Concealment of Certain Assets

This type of bankruptcy fraud, commonly known as concealment of assets, basically represents approximately 70% of all the existing fraudulent cases of bankruptcy filed by individuals. It usually occurs when a citizen fails to present, on purpose of course, every one of the available assets, on his written bankruptcy claim. By doing that, he basically “protects” himself from creditors who can liquidate all he has. The person who is committing this type of federal offense is aware of the fact that it is impossible for a creditor to eradicate something that he or she is simply not aware of. So, in such a manner, those owners of businesses often conceal certain assets when doing their filing for bankruptcy, by simply “transferring” their real estate (properties) or funds (monies) to the name of their friends, relatives or associates. In such a way, the above mentioned assets cannot be simply confiscated. Do you get the idea? Do you guys understand how merely 70% of all occurring bankruptcy cases take place?
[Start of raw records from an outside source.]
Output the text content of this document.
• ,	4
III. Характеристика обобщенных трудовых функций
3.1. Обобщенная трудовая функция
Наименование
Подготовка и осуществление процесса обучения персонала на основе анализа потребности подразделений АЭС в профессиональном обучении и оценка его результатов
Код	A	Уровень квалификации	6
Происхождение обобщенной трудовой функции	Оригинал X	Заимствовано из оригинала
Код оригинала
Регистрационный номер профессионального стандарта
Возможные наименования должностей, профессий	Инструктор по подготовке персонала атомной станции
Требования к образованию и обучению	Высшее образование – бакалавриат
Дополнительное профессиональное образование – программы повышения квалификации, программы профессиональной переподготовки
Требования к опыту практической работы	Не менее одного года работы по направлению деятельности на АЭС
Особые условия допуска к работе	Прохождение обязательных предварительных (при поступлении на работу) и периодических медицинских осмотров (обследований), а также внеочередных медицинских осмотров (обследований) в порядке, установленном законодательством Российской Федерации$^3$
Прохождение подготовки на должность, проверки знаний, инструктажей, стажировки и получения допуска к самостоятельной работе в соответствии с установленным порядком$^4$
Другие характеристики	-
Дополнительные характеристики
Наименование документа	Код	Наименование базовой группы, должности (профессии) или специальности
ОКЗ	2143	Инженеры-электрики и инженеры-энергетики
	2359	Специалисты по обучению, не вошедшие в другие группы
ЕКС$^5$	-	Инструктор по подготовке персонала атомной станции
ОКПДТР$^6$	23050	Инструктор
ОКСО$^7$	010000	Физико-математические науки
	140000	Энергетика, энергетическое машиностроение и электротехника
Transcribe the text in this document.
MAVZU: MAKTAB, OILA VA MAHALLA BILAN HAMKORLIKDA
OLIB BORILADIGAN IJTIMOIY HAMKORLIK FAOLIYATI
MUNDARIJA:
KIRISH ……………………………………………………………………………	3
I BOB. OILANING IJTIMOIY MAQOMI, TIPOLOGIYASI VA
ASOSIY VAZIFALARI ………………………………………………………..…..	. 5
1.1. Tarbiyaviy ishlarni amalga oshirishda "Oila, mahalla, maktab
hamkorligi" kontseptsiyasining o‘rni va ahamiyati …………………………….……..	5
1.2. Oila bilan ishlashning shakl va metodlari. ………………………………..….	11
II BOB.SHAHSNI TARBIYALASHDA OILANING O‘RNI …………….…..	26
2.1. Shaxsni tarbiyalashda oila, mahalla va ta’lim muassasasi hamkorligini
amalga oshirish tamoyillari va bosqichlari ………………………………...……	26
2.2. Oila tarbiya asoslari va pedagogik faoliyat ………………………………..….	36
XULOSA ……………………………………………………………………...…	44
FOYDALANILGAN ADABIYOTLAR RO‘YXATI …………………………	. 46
The last but not the least – Petition Mills

If you have heard about those schemes that are intentionally created in order to give a hand in maintaining those financially chained holders away from dispossession than you have probably stumbled upon the so called petition mills. Their popularity are rising nowadays especially in the United States of America and mostly in those poor neighborhoods with a high level of immigrant population. It all starts when a rental property owner calls the telephone number on the ad he recently “saw” in a popular local listing newspaper or even a poster where a certain services related to eviction avoidance is advertised. But how does this scheme work anyway? Very simple – without telling the holder of the rental property what is this all about, the service that we have mentioned above (might be a company or an individual) files bankruptcy in the name of the owner. What happens next is basically a huge charge or various fees, a process which drags the case away for several entire months, sometimes even a year. The scheme works this way. The tenant usually is not aware that his whole savings are being directly drained and continues to think that he simply gets the much awaited help. By running the credit of an owner, the service that was advertised in that newspaper is basically postponing the inevitable eviction. So please ladies and gentlemen, stay away from those not so good looking advertisements that you usually see in the newspapers and you are going to be safe and stay away from this type of bankruptcy fraud called petition mills.

Even if the punishments for bankruptcy fraud are quite severe (and we are going to talk about that in a separate post), people continue to commit them, if not so often, than once in a while for sure. Bankruptcy fraud is considered to be a felony. Don’t even try to do it if you don’t have a clue how to get away because you are going to get in prison minimum for five years or end up with a bill of $250k United States dollar bills. However, those who defend themselves against such charges always have the right to get a criminal law attorney; after all, we are living in a ever growing democracy, aren’t we?